AI-account configureren [ Accountnaam: "AI-modelserver" ; Modelprovider: Aangepast ; Eindpunt: "https://myserver.example.com:8080/" ; SSL-certificaten verifiëren ; API-sleutel: Global::API_Key ]
Ga naar Lay-out [ "Beoordelingen" (Beoordelingen) ]
Insluiting invoegen in gevonden reeks [ Accountnaam: "AI-modelserver" ; Insluitmodel: "all-MiniLM-L12-v2" ; Bronveld: Reviews::ReviewText ; Doelveld: Reviews::ReviewEmbedding ; Doorgaan bij fout ; Samenvatting weergeven ]
Variabele instellen [ $parameters ; Waarde:
Let ( [
json = "{}" ;
json = JSONSetElement ( json; "numTrees"; 15; JSONNumber ) ;
json = JSONSetElement ( json; "maxDepth"; 15; JSONNumber ) ;
json = JSONSetElement ( json; "minSamplesSplit"; 3; JSONNumber ) ;
json = JSONSetElement ( json; "numFeatures"; 1000; JSONNumber ) ;
json = JSONSetElement ( json; "maxFeatures"; 0; JSONNumber )
] ;
json
)
]
Regressiemodel configureren [ Actie: Model trainen ; Modelnaam: "ReviewModel" ; Algoritme: Random Forest ; Veld met trainingsvectoren: Reviews::ReviewEmbedding ; Doelveld voor training: Reviews::Rating ; Lege of ongeldige records overslaan ; Parameters: $parameters ; Model opslaan in: Reviews::ReviewModel ]
Het model met de naam "ReviewModel" is klaar voor gebruik. Zie Voorbeeld 2 in PredictFromModel.
Voorbeeld 3- Gemiddelde kwadratische fout berekenen
Berekent de gemiddelde kwadratische fout om de kwaliteit van een getraind regressiemodel te beoordelen (zie Opmerkingen).
Het script gaat naar de lay-out Beoordelingen die de trainingsgegevens bevat die in Voorbeeld 2 worden gebruikt, toont alle records, stelt de variabele $squaredLossSum op nul in, gaat naar de eerste record, laadt vervolgens het eerder opgeslagen model en noemt het "ReviewModel".
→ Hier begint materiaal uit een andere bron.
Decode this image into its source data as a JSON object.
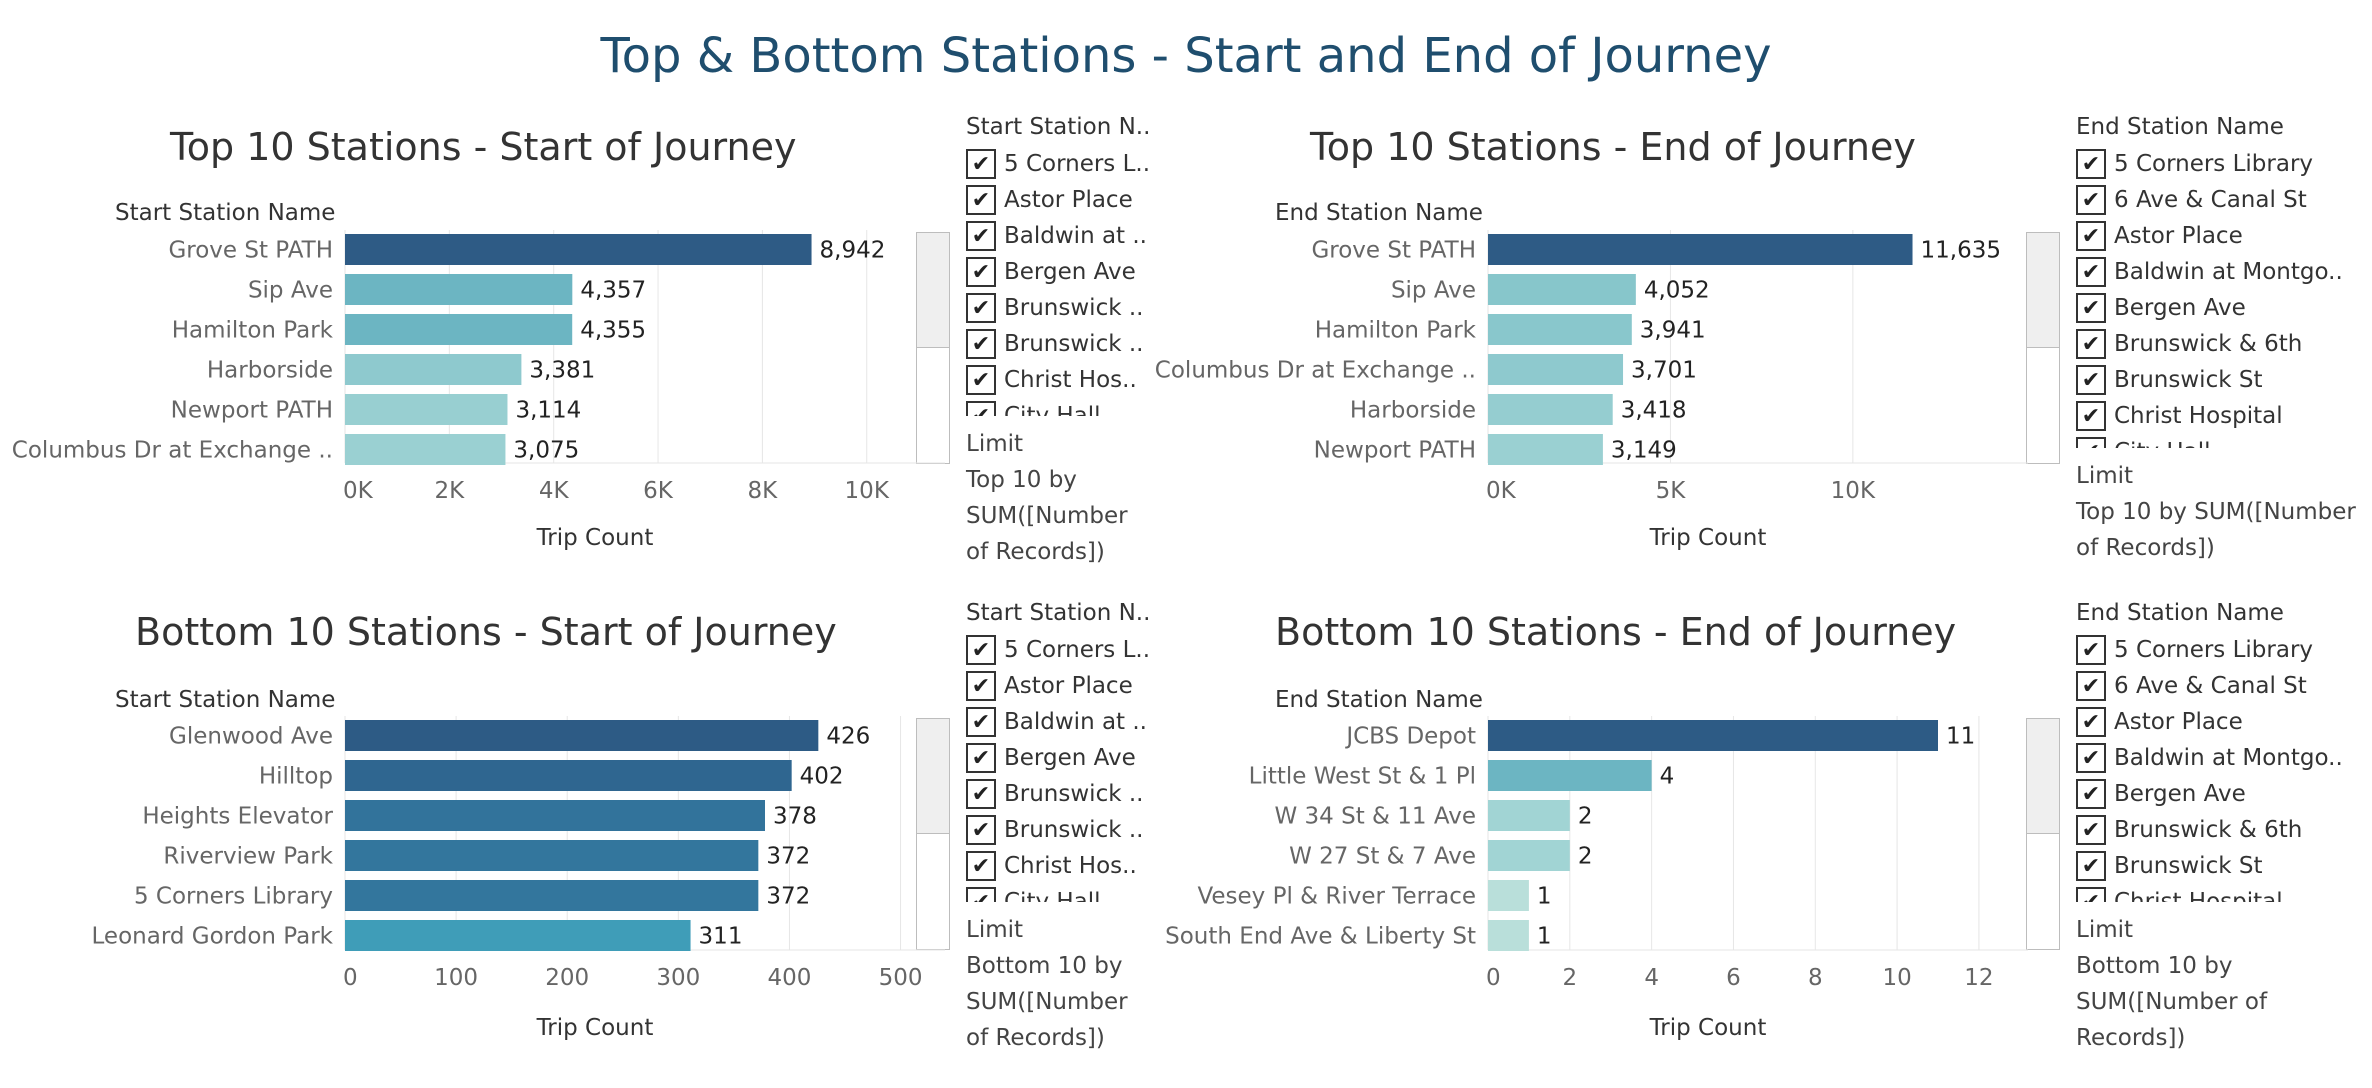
{
  "dashboard_title": "Top & Bottom Stations - Start and End of Journey",
  "colors": {
    "title": "#1f4e6e",
    "gridline": "#e6e6e6",
    "axis_text": "#666666"
  },
  "chart_data": [
    {
      "id": "top-start",
      "type": "bar",
      "title": "Top 10 Stations - Start of Journey",
      "ylabel": "Start Station Name",
      "xlabel": "Trip Count",
      "categories": [
        "Grove St PATH",
        "Sip Ave",
        "Hamilton Park",
        "Harborside",
        "Newport PATH",
        "Columbus Dr at Exchange .."
      ],
      "values": [
        8942,
        4357,
        4355,
        3381,
        3114,
        3075
      ],
      "value_labels": [
        "8,942",
        "4,357",
        "4,355",
        "3,381",
        "3,114",
        "3,075"
      ],
      "bar_colors": [
        "#2e5b85",
        "#6cb5c2",
        "#6cb5c2",
        "#8ec9ce",
        "#98cfd1",
        "#9ad0d2"
      ],
      "xlim": [
        0,
        11500
      ],
      "xticks": [
        0,
        2000,
        4000,
        6000,
        8000,
        10000
      ],
      "xtick_labels": [
        "0K",
        "2K",
        "4K",
        "6K",
        "8K",
        "10K"
      ],
      "legend": "none",
      "grid": true
    },
    {
      "id": "top-end",
      "type": "bar",
      "title": "Top 10 Stations - End of Journey",
      "ylabel": "End Station Name",
      "xlabel": "Trip Count",
      "categories": [
        "Grove St PATH",
        "Sip Ave",
        "Hamilton Park",
        "Columbus Dr at Exchange ..",
        "Harborside",
        "Newport PATH"
      ],
      "values": [
        11635,
        4052,
        3941,
        3701,
        3418,
        3149
      ],
      "value_labels": [
        "11,635",
        "4,052",
        "3,941",
        "3,701",
        "3,418",
        "3,149"
      ],
      "bar_colors": [
        "#2e5b85",
        "#87c6cb",
        "#89c7cc",
        "#8ec9ce",
        "#95cdd0",
        "#9ad0d2"
      ],
      "xlim": [
        0,
        14800
      ],
      "xticks": [
        0,
        5000,
        10000
      ],
      "xtick_labels": [
        "0K",
        "5K",
        "10K"
      ],
      "legend": "none",
      "grid": true
    },
    {
      "id": "bottom-start",
      "type": "bar",
      "title": "Bottom 10 Stations - Start of Journey",
      "ylabel": "Start Station Name",
      "xlabel": "Trip Count",
      "categories": [
        "Glenwood Ave",
        "Hilltop",
        "Heights Elevator",
        "Riverview Park",
        "5 Corners Library",
        "Leonard Gordon Park"
      ],
      "values": [
        426,
        402,
        378,
        372,
        372,
        311
      ],
      "value_labels": [
        "426",
        "402",
        "378",
        "372",
        "372",
        "311"
      ],
      "bar_colors": [
        "#2d5b85",
        "#2f6690",
        "#32739b",
        "#33769d",
        "#33769d",
        "#3f9db8"
      ],
      "xlim": [
        0,
        540
      ],
      "xticks": [
        0,
        100,
        200,
        300,
        400,
        500
      ],
      "xtick_labels": [
        "0",
        "100",
        "200",
        "300",
        "400",
        "500"
      ],
      "legend": "none",
      "grid": true
    },
    {
      "id": "bottom-end",
      "type": "bar",
      "title": "Bottom 10 Stations - End of Journey",
      "ylabel": "End Station Name",
      "xlabel": "Trip Count",
      "categories": [
        "JCBS Depot",
        "Little West St & 1 Pl",
        "W 34 St & 11 Ave",
        "W 27 St & 7 Ave",
        "Vesey Pl & River Terrace",
        "South End Ave & Liberty St"
      ],
      "values": [
        11,
        4,
        2,
        2,
        1,
        1
      ],
      "value_labels": [
        "11",
        "4",
        "2",
        "2",
        "1",
        "1"
      ],
      "bar_colors": [
        "#2d5b85",
        "#6cb5c2",
        "#a1d4d4",
        "#a1d4d4",
        "#b9dfda",
        "#b9dfda"
      ],
      "xlim": [
        0,
        13.2
      ],
      "xticks": [
        0,
        2,
        4,
        6,
        8,
        10,
        12
      ],
      "xtick_labels": [
        "0",
        "2",
        "4",
        "6",
        "8",
        "10",
        "12"
      ],
      "legend": "none",
      "grid": true
    }
  ],
  "filters": {
    "top_start": {
      "title": "Start Station N..",
      "items": [
        "5 Corners L..",
        "Astor Place",
        "Baldwin at ..",
        "Bergen Ave",
        "Brunswick ..",
        "Brunswick ..",
        "Christ Hos..",
        "City Hall"
      ],
      "limit_lines": [
        "Limit",
        "Top 10 by",
        "SUM([Number",
        "of Records])"
      ]
    },
    "top_end": {
      "title": "End Station Name",
      "items": [
        "5 Corners Library",
        "6 Ave & Canal St",
        "Astor Place",
        "Baldwin at Montgo..",
        "Bergen Ave",
        "Brunswick & 6th",
        "Brunswick St",
        "Christ Hospital",
        "City Hall"
      ],
      "limit_lines": [
        "Limit",
        "Top 10 by SUM([Number",
        "of Records])"
      ]
    },
    "bottom_start": {
      "title": "Start Station N..",
      "items": [
        "5 Corners L..",
        "Astor Place",
        "Baldwin at ..",
        "Bergen Ave",
        "Brunswick ..",
        "Brunswick ..",
        "Christ Hos..",
        "City Hall"
      ],
      "limit_lines": [
        "Limit",
        "Bottom 10 by",
        "SUM([Number",
        "of Records])"
      ]
    },
    "bottom_end": {
      "title": "End Station Name",
      "items": [
        "5 Corners Library",
        "6 Ave & Canal St",
        "Astor Place",
        "Baldwin at Montgo..",
        "Bergen Ave",
        "Brunswick & 6th",
        "Brunswick St",
        "Christ Hospital"
      ],
      "limit_lines": [
        "Limit",
        "Bottom 10 by",
        "SUM([Number of",
        "Records])"
      ]
    },
    "check_glyph": "✔"
  }
}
In de lus wordt voor elke record het verschil tussen de waarde die door het model wordt voorspeld met behulp van de PredictFromModel functie en de werkelijke waarde in het veld Waardering in kwadraten geplaatst en opgeteld bij $squaredLossSum.
Nadat alle records zijn doorgelust, wordt de MSE-waarde berekend door $squaredLossSum te delen door het aantal monsters (het aantal records in de trainingsgegevensreeks) en weergegeven in een dialoogvenster. Als u klaar bent, wordt het model door het script uit het geheugen verwijderd.
Ga naar Layout [ "Beoordelingen" (Beoordelingen) ]
Alle records tonen
Variabele instellen [ $squaredLossSum; Waarde: 0 ]
Regressiemodel configureren [ Actie: Model laden ; Modelnaam: "ReviewModel" ; Model laden vanuit: Reviews::ReviewModel ]
Ga naar record/verzoek/pagina [ Eerste ]
Loop [ Flush: Altijd ]
Variabele instellen [ $loss; Value: Reviews::Rating - PredictFromModel ( "ReviewModel" ; Reviews::ReviewEmbedding ) ]
Variabele instellen [ $squaredLoss ; Value: $loss^2 ]
Variabele instellen [ $squaredLossSum ; Value: $squaredLossSum + $squaredLoss ]
Ga naar record/verzoek/pagina [ Volgende ; Afsluiten na laatste: Aan ]
End Loop
Aangepast dialoogvenster tonen [ "MSE-waarde" ; $squaredLossSum / Get ( FoundCount ) ]
Regressiemodel configureren [ Actie: Laden model annuleren ; Modelnaam: "ReviewModel" ]
Een mogelijke MSE-waarde is .01875826440712939518.